I averted my eyes as the silent slaves brought in horsehair sutures, wickedly curved needles and ornate bronze pliers.
"I was confused. I had a vision on the way here, and the last thing I saw was a lady of my acquaintance named Julia."
"She must be exceptional, since you seem to prefer her company to mine despite your manifest need for my attentions. What sort of vision? I am not especially skilled in the interpretation of dreams, but I know of some skilled practitioners not far from here."
"It wasn't a real dream, but a sort of waking vision. I was aware of what was going on around me while it happened." I spoke mainly to take my mind off his activities. I am not among those person who believe that all their dreams are of great significance, and wish to tell you all about them, at great length. I rarely remember them, those I do remember are usually duller than my waking life, and such visions as the gods have given me have usually come to me under just such circumstances as these: wounds, blood loss or severe blows to the head.
I related my vision to Asklepiodes, and he sat facing me with chin in hand, murmuring occasional wise noises. When I had finished, he resumed his horrid labors.
"The appearance of persons with whom you have recently been involved is not at all unusual, even in the common or nonportentous dream," he said. "But the appearance of a mythical beast is always of the highest significance.

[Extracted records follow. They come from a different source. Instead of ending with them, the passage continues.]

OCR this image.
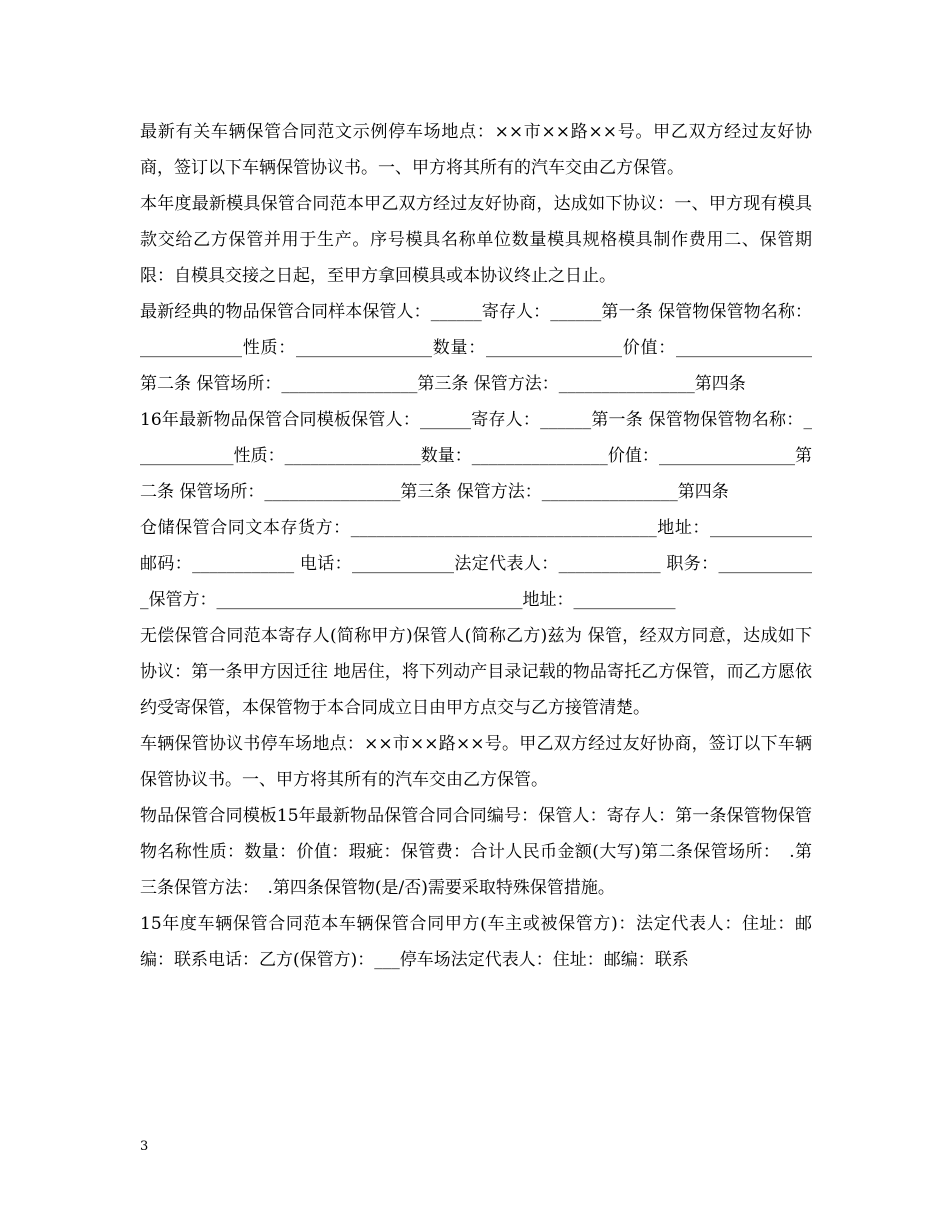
最新有关车辆保管合同范文示例停车场地点：××市××路××号。甲乙双方经过友好协商，签订以下车辆保管协议书。一、甲方将其所有的汽车交由乙方保管。

本年度最新模具保管合同范本甲乙双方经过友好协商，达成如下协议：一、甲方现有模具　款交给乙方保管并用于生产。序号模具名称单位数量模具规格模具制作费用二、保管期限：自模具交接之日起，至甲方拿回模具或本协议终止之日止。

最新经典的物品保管合同样本保管人：______寄存人：______第一条 保管物保管物名称：____________性质：________________数量：________________价值：________________第二条 保管场所：________________第三条 保管方法：________________第四条

16年最新物品保管合同模板保管人：______寄存人：______第一条 保管物保管物名称：____________性质：________________数量：________________价值：________________第二条 保管场所：________________第三条 保管方法：________________第四条

仓储保管合同文本存货方：____________________________________地址：____________ 邮码：____________ 电话：____________法定代表人：____________ 职务：____________保管方：____________________________________地址：____________

无偿保管合同范本寄存人(简称甲方)保管人(简称乙方)兹为 保管，经双方同意，达成如下协议：第一条甲方因迁往 地居住，将下列动产目录记载的物品寄托乙方保管，而乙方愿依约受寄保管，本保管物于本合同成立日由甲方点交与乙方接管清楚。

车辆保管协议书停车场地点：××市××路××号。甲乙双方经过友好协商，签订以下车辆保管协议书。一、甲方将其所有的汽车交由乙方保管。

物品保管合同模板15年最新物品保管合同合同编号：保管人：寄存人：第一条保管物保管物名称性质：数量：价值：瑕疵：保管费：合计人民币金额(大写)第二条保管场所：　.第三条保管方法：　.第四条保管物(是/否)需要采取特殊保管措施。

15年度车辆保管合同范本车辆保管合同甲方(车主或被保管方)：法定代表人：住址：邮编：联系电话：乙方(保管方)：___停车场法定代表人：住址：邮编：联系

3
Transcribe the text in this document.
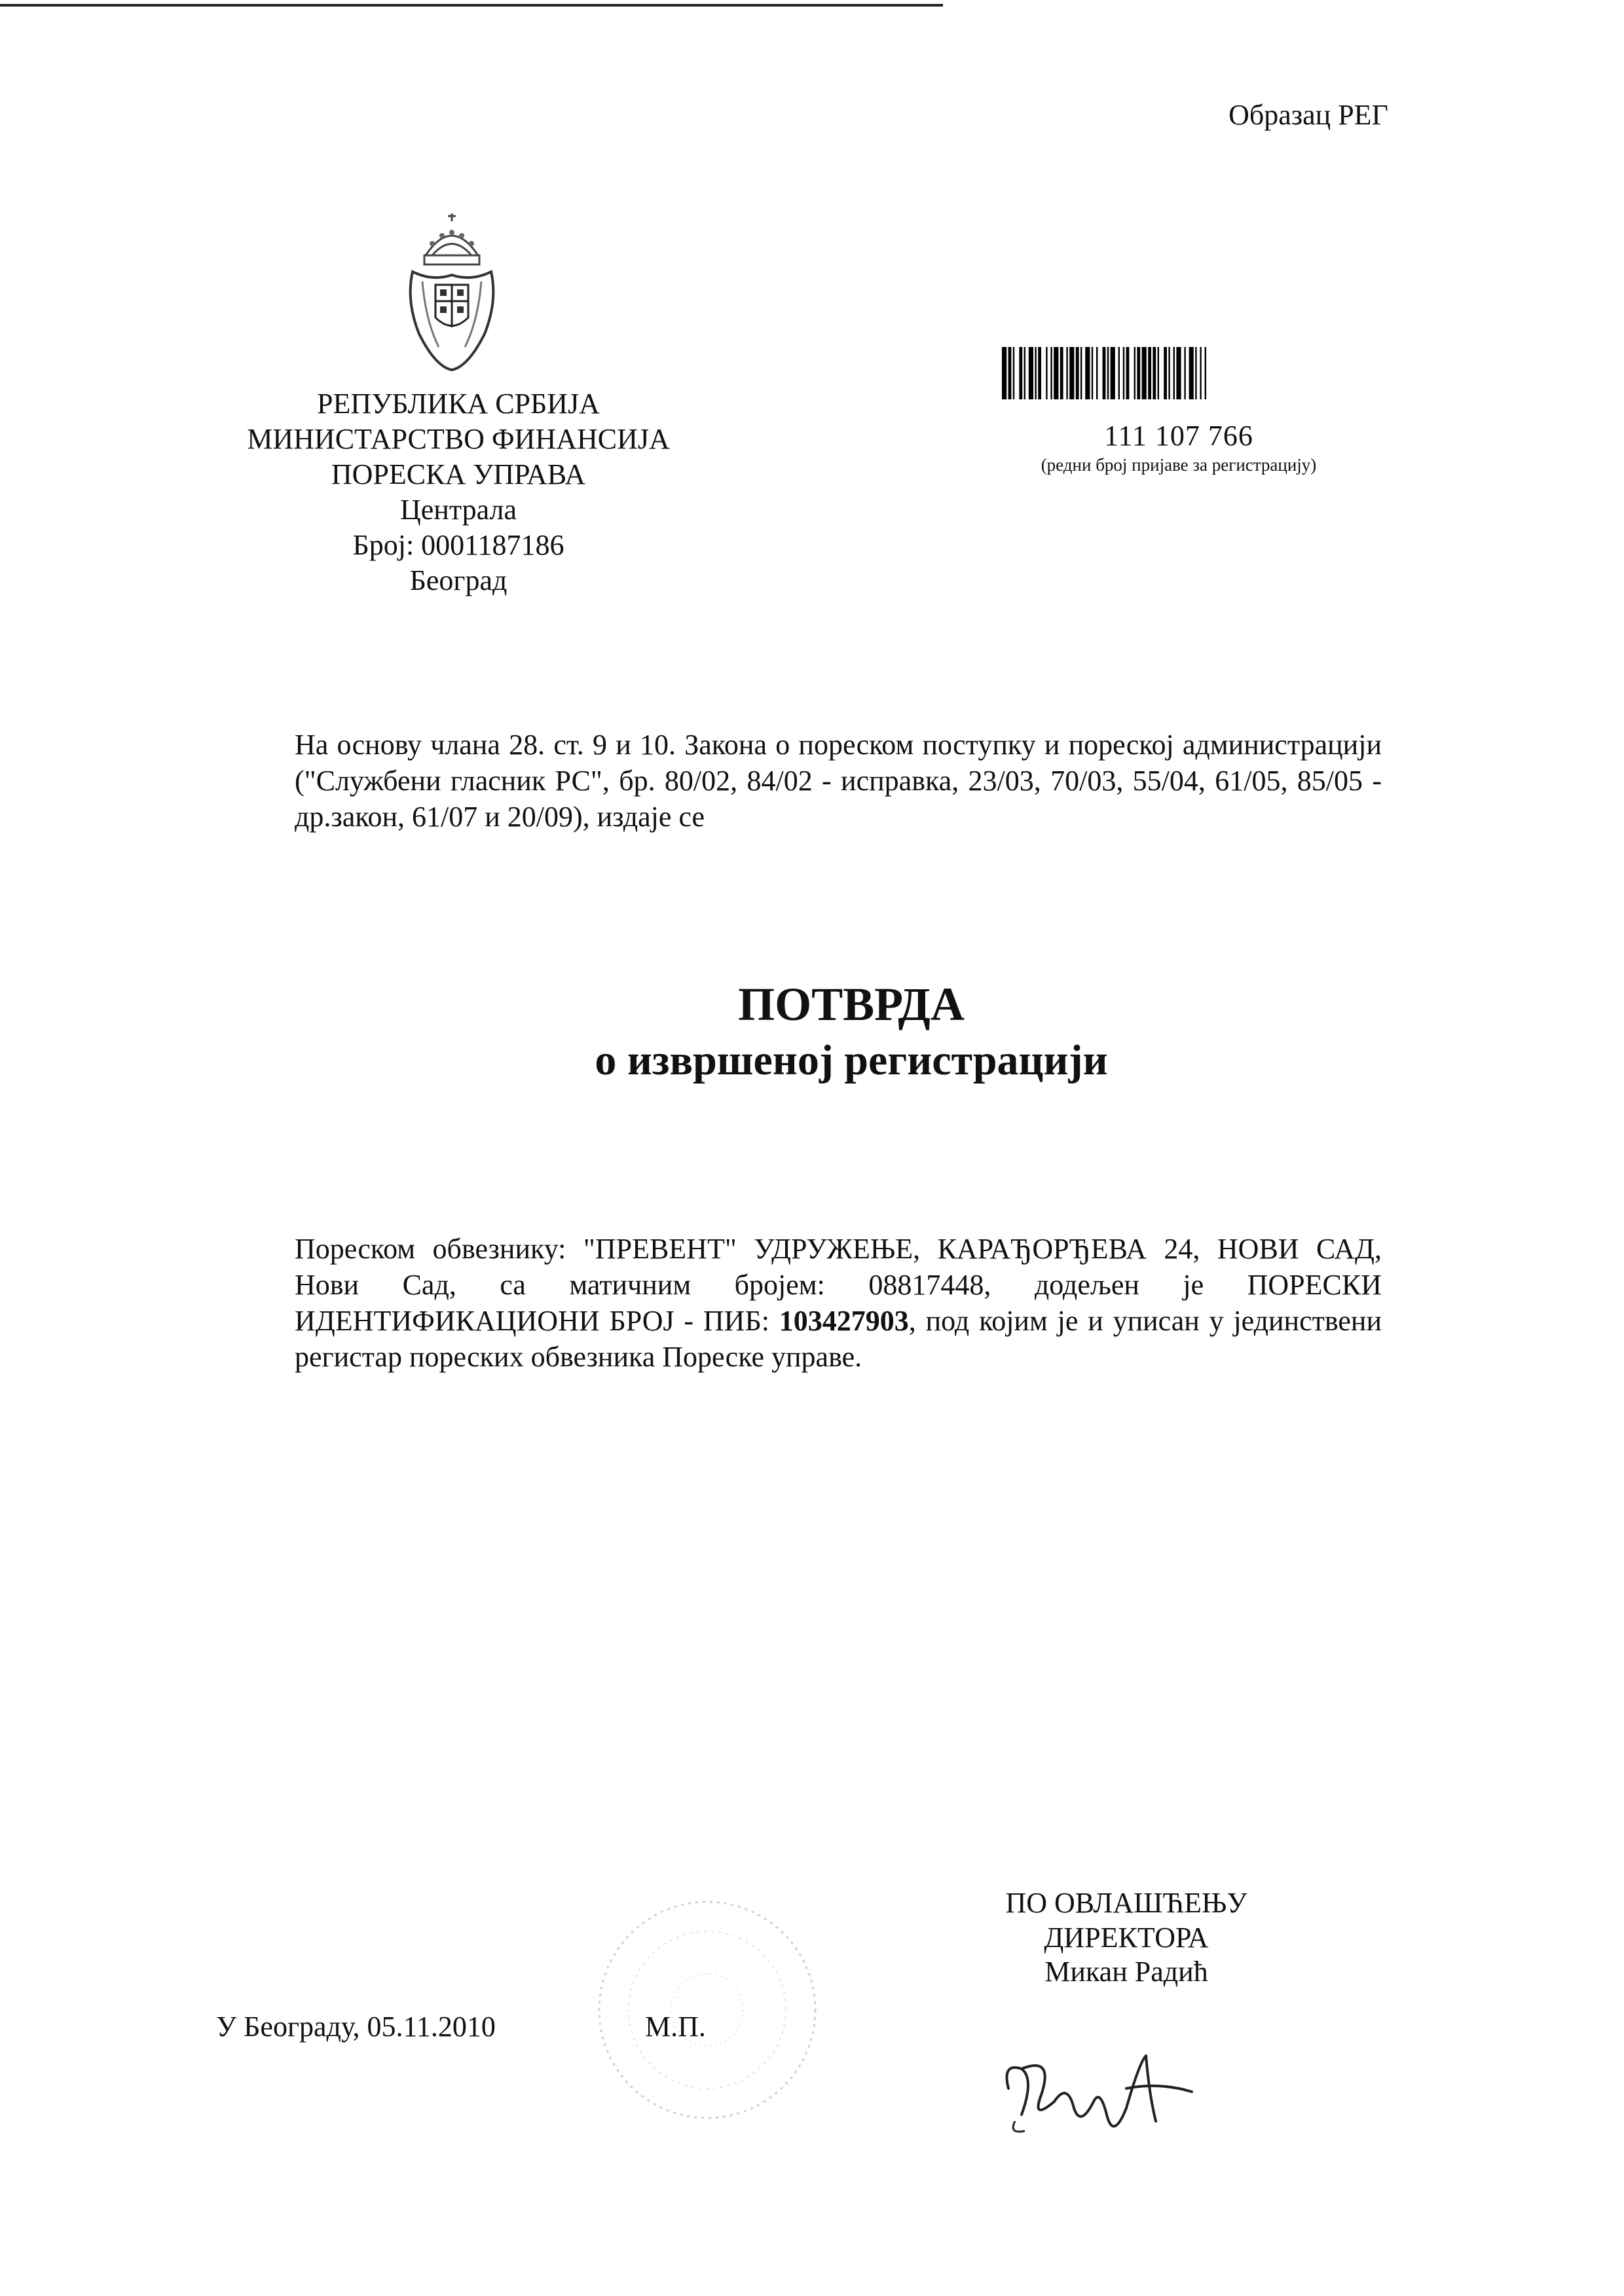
Образац РЕГ
РЕПУБЛИКА СРБИЈА
МИНИСТАРСТВО ФИНАНСИЈА
ПОРЕСКА УПРАВА
Централа
Број: 0001187186
Београд
111 107 766
(редни број пријаве за регистрацију)

На основу члана 28. ст. 9 и 10. Закона о пореском поступку и пореској администрацији ("Службени гласник РС", бр. 80/02, 84/02 - исправка, 23/03, 70/03, 55/04, 61/05, 85/05 - др.закон, 61/07 и 20/09), издаје се

ПОТВРДА
о извршеној регистрацији
Пореском обвезнику: "ПРЕВЕНТ" УДРУЖЕЊЕ, КАРАЂОРЂЕВА 24, НОВИ САД, Нови Сад, са матичним бројем: 08817448, додељен је ПОРЕСКИ ИДЕНТИФИКАЦИОНИ БРОЈ - ПИБ: 103427903, под којим је и уписан у јединствени регистар пореских обвезника Пореске управе.
У Београду, 05.11.2010	М.П.
ПО ОВЛАШЋЕЊУ
ДИРЕКТОРА
Микан Радић
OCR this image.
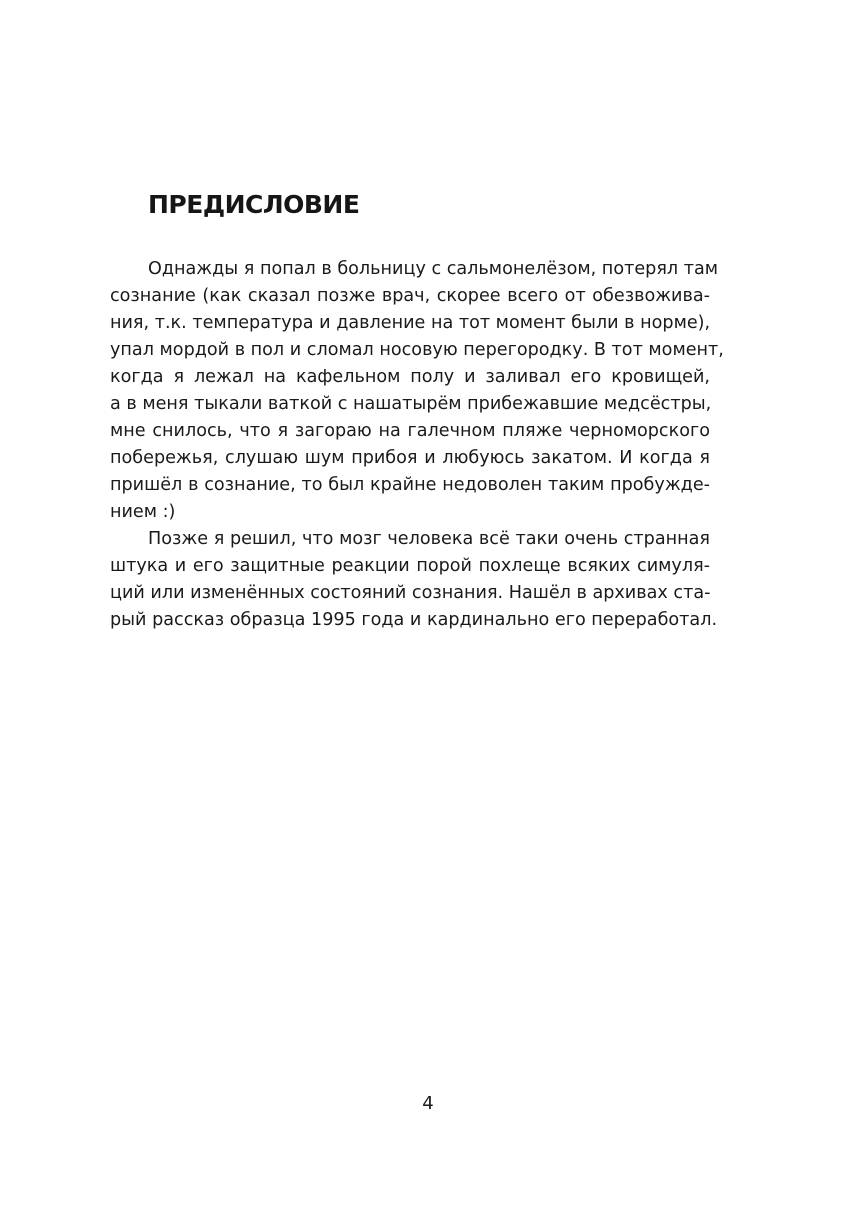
ПРЕДИСЛОВИЕ
Однажды я попал в больницу с сальмонелёзом, потерял там
сознание (как сказал позже врач, скорее всего от обезвожива-
ния, т.к. температура и давление на тот момент были в норме),
упал мордой в пол и сломал носовую перегородку. В тот момент,
когда я лежал на кафельном полу и заливал его кровищей,
а в меня тыкали ваткой с нашатырём прибежавшие медсёстры,
мне снилось, что я загораю на галечном пляже черноморского
побережья, слушаю шум прибоя и любуюсь закатом. И когда я
пришёл в сознание, то был крайне недоволен таким пробужде-
нием :)
Позже я решил, что мозг человека всё таки очень странная
штука и его защитные реакции порой похлеще всяких симуля-
ций или изменённых состояний сознания. Нашёл в архивах ста-
рый рассказ образца 1995 года и кардинально его переработал.
4
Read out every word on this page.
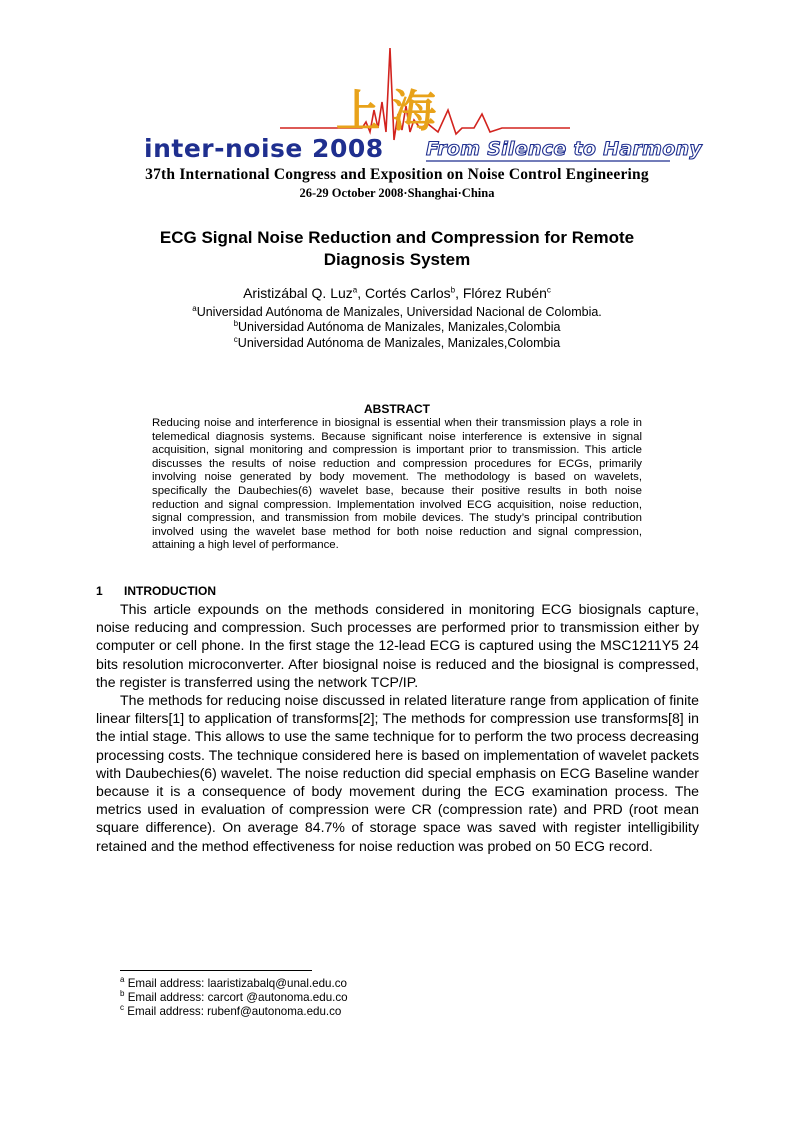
上海
inter-noise 2008 From Silence to Harmony
37th International Congress and Exposition on Noise Control Engineering
26-29 October 2008·Shanghai·China
ECG Signal Noise Reduction and Compression for Remote
Diagnosis System
Aristizábal Q. Luz$^a$, Cortés Carlos$^b$, Flórez Rubén$^c$
$^a$Universidad Autónoma de Manizales, Universidad Nacional de Colombia.
$^b$Universidad Autónoma de Manizales, Manizales,Colombia
$^c$Universidad Autónoma de Manizales, Manizales,Colombia
ABSTRACT
Reducing noise and interference in biosignal is essential when their transmission plays a role in telemedical diagnosis systems. Because significant noise interference is extensive in signal acquisition, signal monitoring and compression is important prior to transmission. This article discusses the results of noise reduction and compression procedures for ECGs, primarily involving noise generated by body movement. The methodology is based on wavelets, specifically the Daubechies(6) wavelet base, because their positive results in both noise reduction and signal compression. Implementation involved ECG acquisition, noise reduction, signal compression, and transmission from mobile devices. The study’s principal contribution involved using the wavelet base method for both noise reduction and signal compression, attaining a high level of performance.
1 INTRODUCTION

This article expounds on the methods considered in monitoring ECG biosignals capture, noise reducing and compression. Such processes are performed prior to transmission either by computer or cell phone. In the first stage the 12-lead ECG is captured using the MSC1211Y5 24 bits resolution microconverter. After biosignal noise is reduced and the biosignal is compressed, the register is transferred using the network TCP/IP.

The methods for reducing noise discussed in related literature range from application of finite linear filters[1] to application of transforms[2]; The methods for compression use transforms[8] in the intial stage. This allows to use the same technique for to perform the two process decreasing processing costs. The technique considered here is based on implementation of wavelet packets with Daubechies(6) wavelet. The noise reduction did special emphasis on ECG Baseline wander because it is a consequence of body movement during the ECG examination process. The metrics used in evaluation of compression were CR (compression rate) and PRD (root mean square difference). On average 84.7% of storage space was saved with register intelligibility retained and the method effectiveness for noise reduction was probed on 50 ECG record.

$^a$ Email address: laaristizabalq@unal.edu.co
$^b$ Email address: carcort @autonoma.edu.co
$^c$ Email address: rubenf@autonoma.edu.co
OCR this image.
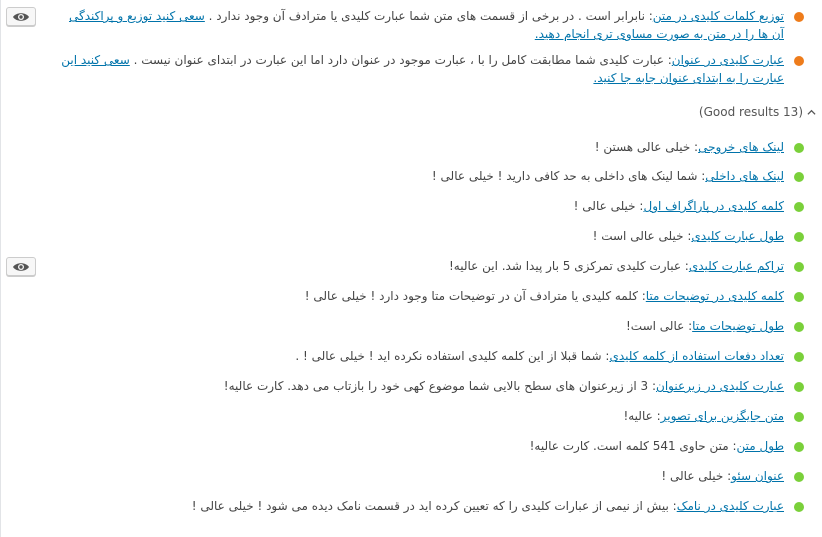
توزیع کلمات کلیدی در متن: نابرابر است . در برخی از قسمت های متن شما عبارت کلیدی یا مترادف آن وجود ندارد . سعی کنید توزیع و پراکندگی آن ها را در متن به صورت مساوی تری انجام دهید.
عبارت کلیدی در عنوان: عبارت کلیدی شما مطابقت کامل را با ، عبارت موجود در عنوان دارد اما این عبارت در ابتدای عنوان نیست . سعی کنید این عبارت را به ابتدای عنوان جابه جا کنید.
(Good results 13)
لینک های خروجی: خیلی عالی هستن !
لینک های داخلی: شما لینک های داخلی به حد کافی دارید ! خیلی عالی !
کلمه کلیدی در پاراگراف اول: خیلی عالی !
طول عبارت کلیدی: خیلی عالی است !
تراکم عبارت کلیدی: عبارت کلیدی تمرکزی 5 بار پیدا شد. این عالیه!
کلمه کلیدی در توضیحات متا: کلمه کلیدی یا مترادف آن در توضیحات متا وجود دارد ! خیلی عالی !
طول توضیحات متا: عالی است!
تعداد دفعات استفاده از کلمه کلیدی: شما قبلا از این کلمه کلیدی استفاده نکرده اید ! خیلی عالی ! .
عبارت کلیدی در زیرعنوان: 3 از زیرعنوان های سطح بالایی شما موضوع کهی خود را بازتاب می دهد. کارت عالیه!
متن جایگزین برای تصویر: عالیه!
طول متن: متن حاوی 541 کلمه است. کارت عالیه!
عنوان سئو: خیلی عالی !
عبارت کلیدی در نامک: بیش از نیمی از عبارات کلیدی را که تعیین کرده اید در قسمت نامک دیده می شود ! خیلی عالی !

Does Cerberus have a significance among you that he does not have among Greeks?"
"None that I know of," I said. "He is the watchdog of Pluto, who keeps the dead from leaving the underworld or the living from entering."
"Pluto, then: How does he differ from Hades?"
"Well, besides being lord of the dead, he is also the god of wealth."
"He is so among us, too, and by the same name, Pluto. That may be from confusion with Plutus, the son of Demeter, who is also a personification of wealth. But then, this may be because the name of both is derived from the very word for 'wealth,' which is-" He broke off when I squealed almost as Clodius had recently. In his pedantic reverie, he had dug a needle in too deep. "Oh, please forgive me."
"You're enjoying this," I said.
"I always enjoy learned discourse," he said, deliberately obtuse. "But it may be that wealth is behind all this."
"It usually is, when men plot villainy," I said. "But I think it may be more significant that Cerberus has three heads. One body, three heads; that is important."
"You saw the heads of Pompey and Crassus, enemies you have come up against in the past. But the third was unclear?"
"Unclear, and the greatest of the three. How can that be? Who could be greater than Pompey and Crassus?" This, truly, seemed an impossibility.
"I don't suppose it could be Clodius? You are rather obsessive about him."
I almost laughed, but I knew how it would pull at the stitches. "No, not Clodius. He is a flunky and a criminal, nothing more."
"Then what of the boy Appius Claudius Nero? What was he trying to give to you, and why did the three-part beast crush him?"
"That," I said, "I would give a great deal to know."
Chapter XI
I woke up and immediately wished I hadn't. Not only were my wounds screaming at me, but the night before, I had sought to promote sleep by draining a good-sized pitcher of cheap wine. I was now suffering the effects of both.
"Serves you right," Hermes said. "Leaving me there like that, holding your toga while you ran like a mountain goat up those stairs."